This article is from the Australian Property Journal archive
BLUE-CHIP Melbourne shopping strip assets are expected to continue to deliver strong investment results in 2024.
According to Fitzroys’ Market Update and 2024 Outlook, high profile shopping strip assets in the Victorian capital will see strong results and defy negative sentiment into the new year.
“Higher interest rates probably started to bite in the December quarter and some buyers pulled back a little bit, and the market started to realign,” said Mark Talbot, director of agency at Fitzroys.
“However, prime strip retail is still in good demand and quality opportunities are being absorbed. Some strips are seeing vacancies at long-term lows, and rents maintained and in some cases showing growth.”
Fitzroys sold more than $16 million worth of prime shopping strip assets on Toorak Road in a three-month period, including the $5.15 million sale of 91-93 Toorak Road in South Yarra, on a sharp passing net yield of 1.8%.

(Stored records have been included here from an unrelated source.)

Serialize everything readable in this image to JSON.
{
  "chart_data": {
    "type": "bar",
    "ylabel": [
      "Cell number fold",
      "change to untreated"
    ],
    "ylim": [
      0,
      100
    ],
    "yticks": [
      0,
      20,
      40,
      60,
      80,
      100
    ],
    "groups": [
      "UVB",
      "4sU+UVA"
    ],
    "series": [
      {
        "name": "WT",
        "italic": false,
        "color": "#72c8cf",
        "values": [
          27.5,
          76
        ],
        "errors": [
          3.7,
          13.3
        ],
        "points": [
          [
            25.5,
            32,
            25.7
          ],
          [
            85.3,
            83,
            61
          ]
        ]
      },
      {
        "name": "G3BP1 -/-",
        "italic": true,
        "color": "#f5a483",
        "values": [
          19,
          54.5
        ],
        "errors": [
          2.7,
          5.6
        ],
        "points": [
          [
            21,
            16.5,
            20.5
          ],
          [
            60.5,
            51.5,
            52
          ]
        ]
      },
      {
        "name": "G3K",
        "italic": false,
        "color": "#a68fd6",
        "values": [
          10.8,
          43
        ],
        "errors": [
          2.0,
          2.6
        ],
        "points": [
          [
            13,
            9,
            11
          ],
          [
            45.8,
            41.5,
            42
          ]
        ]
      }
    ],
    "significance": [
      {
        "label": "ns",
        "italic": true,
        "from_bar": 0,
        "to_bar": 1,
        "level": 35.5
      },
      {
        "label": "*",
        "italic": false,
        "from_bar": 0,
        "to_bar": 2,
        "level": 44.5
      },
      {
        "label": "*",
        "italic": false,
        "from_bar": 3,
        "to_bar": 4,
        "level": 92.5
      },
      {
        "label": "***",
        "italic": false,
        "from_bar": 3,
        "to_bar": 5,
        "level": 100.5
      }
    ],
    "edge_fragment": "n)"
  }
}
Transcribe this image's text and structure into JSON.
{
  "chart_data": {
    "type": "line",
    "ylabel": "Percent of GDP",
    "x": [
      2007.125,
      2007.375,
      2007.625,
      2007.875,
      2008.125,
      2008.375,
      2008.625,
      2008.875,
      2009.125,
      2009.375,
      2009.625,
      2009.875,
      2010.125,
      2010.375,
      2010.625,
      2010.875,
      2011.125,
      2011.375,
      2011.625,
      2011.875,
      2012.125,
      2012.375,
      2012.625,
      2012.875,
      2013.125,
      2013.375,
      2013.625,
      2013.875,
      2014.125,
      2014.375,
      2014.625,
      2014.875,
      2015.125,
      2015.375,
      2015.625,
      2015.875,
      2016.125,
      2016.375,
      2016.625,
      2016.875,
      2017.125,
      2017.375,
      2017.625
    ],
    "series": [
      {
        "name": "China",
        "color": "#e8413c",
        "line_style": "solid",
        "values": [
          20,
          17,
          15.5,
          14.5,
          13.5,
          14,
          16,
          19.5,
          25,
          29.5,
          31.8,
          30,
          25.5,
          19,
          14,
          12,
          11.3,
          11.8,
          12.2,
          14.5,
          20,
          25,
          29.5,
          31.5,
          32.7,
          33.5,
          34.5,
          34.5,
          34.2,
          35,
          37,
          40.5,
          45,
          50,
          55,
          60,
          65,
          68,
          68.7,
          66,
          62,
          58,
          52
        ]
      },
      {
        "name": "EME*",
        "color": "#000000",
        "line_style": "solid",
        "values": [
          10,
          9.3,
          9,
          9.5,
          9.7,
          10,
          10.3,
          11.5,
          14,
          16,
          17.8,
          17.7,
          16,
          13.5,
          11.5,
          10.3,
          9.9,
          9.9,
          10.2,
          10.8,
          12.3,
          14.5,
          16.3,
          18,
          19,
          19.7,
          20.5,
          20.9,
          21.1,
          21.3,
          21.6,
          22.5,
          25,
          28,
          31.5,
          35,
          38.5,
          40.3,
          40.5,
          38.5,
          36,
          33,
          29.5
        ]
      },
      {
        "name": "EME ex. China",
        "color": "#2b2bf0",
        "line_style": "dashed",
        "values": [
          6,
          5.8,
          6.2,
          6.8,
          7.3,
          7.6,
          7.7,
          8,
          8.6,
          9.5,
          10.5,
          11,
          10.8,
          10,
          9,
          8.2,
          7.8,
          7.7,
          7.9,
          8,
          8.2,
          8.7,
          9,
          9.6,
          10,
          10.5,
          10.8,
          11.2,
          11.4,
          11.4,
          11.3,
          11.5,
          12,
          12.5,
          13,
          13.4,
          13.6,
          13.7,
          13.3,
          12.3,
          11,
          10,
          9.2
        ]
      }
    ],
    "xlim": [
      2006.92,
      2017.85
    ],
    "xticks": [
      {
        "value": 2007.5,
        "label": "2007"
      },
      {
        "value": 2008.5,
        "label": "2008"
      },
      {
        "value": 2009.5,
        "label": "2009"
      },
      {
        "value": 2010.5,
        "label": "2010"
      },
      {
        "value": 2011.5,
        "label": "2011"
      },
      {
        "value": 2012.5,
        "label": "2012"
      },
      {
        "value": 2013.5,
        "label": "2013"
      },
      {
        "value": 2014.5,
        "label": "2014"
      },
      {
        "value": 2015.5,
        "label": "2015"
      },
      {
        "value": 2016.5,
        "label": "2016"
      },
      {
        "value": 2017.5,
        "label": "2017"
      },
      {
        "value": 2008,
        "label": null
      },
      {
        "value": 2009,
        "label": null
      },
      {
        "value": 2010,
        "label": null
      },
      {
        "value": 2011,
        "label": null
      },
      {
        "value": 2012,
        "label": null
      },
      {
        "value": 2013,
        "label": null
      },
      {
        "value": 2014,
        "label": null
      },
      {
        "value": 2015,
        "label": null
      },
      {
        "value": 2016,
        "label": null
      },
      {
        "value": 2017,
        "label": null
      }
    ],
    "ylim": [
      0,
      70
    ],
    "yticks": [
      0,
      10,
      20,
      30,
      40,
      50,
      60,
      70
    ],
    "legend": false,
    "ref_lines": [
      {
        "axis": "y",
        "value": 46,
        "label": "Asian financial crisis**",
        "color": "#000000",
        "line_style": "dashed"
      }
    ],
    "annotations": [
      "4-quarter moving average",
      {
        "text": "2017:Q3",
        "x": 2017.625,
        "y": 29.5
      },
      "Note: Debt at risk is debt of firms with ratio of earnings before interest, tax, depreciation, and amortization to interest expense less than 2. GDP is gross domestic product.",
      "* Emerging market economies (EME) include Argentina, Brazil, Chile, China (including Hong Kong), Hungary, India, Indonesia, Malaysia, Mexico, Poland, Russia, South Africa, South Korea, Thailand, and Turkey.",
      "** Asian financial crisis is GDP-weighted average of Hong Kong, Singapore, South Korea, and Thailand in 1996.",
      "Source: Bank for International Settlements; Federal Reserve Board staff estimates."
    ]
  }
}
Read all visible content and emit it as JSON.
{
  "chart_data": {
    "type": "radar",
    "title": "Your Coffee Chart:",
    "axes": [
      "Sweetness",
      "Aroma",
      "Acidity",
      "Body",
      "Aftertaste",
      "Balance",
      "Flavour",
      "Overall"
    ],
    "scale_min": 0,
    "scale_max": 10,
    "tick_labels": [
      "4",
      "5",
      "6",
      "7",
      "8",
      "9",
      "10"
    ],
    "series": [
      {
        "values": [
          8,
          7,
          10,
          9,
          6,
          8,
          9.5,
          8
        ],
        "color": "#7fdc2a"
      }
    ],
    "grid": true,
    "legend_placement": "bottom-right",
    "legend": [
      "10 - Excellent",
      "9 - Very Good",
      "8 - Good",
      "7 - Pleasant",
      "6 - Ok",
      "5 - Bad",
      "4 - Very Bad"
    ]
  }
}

“We have more evidence that higher interest rates clearly aren’t deterring investors from pursuing high-quality opportunities. The November rate hike might have distracted parts of the economy but we continue to see blue-chip locations stand up despite challenging sentiment,” said Talbot.
“Prime assets in Melbourne’s shopping strips offer excellent investment credentials. The strips are experiencing a real period of renewal at the moment. Vacancies are at long-term lows as Melburnians spend more time than ever at their local villages, supporting trade, while developments on and around the strips are underpinning future trade prospects.”
Talbot noted investors will continue to hold confidence in high-quality income-producing brick-and-mortar assets.
Adding that market realignment will result in more investors looking for yields nearer to 4%.
“We’ll see more yields in that range in 2024; we’ll still see the sharper yields at around 3%, but buyers will be stacking these up against seeing alternative income vehicles given the current bank deposit rates and a rising equities market,” said Talbot.
“Investors still often look at strip investments as a long-term play – looking at 20 and 30- year generational investments, knowing that there will be both bumps and better times along the way. They’re happy to ride a lot of those out.”
The shopping strip market will still attract local investors over 2024, as well as investors from the country at large and offshore investors, particularly from Asia.
Talbot also noted a major factor facing the market this year will be the impact of the Victorian government’s changes to the commercial and industrial property tax, with the annual property tax to be payable from 10 years after the initial transaction from 1 July 2024.
Additionally, stamp duty will not be payable on future transactions of the property, the annual property tax for commercial and industrial property will then be 1% of the property’s unimproved land value, separate from and in addition to the existing land tax system.
No stamp duty will be payable on any future transaction while the property is used for commercial or industrial purposes.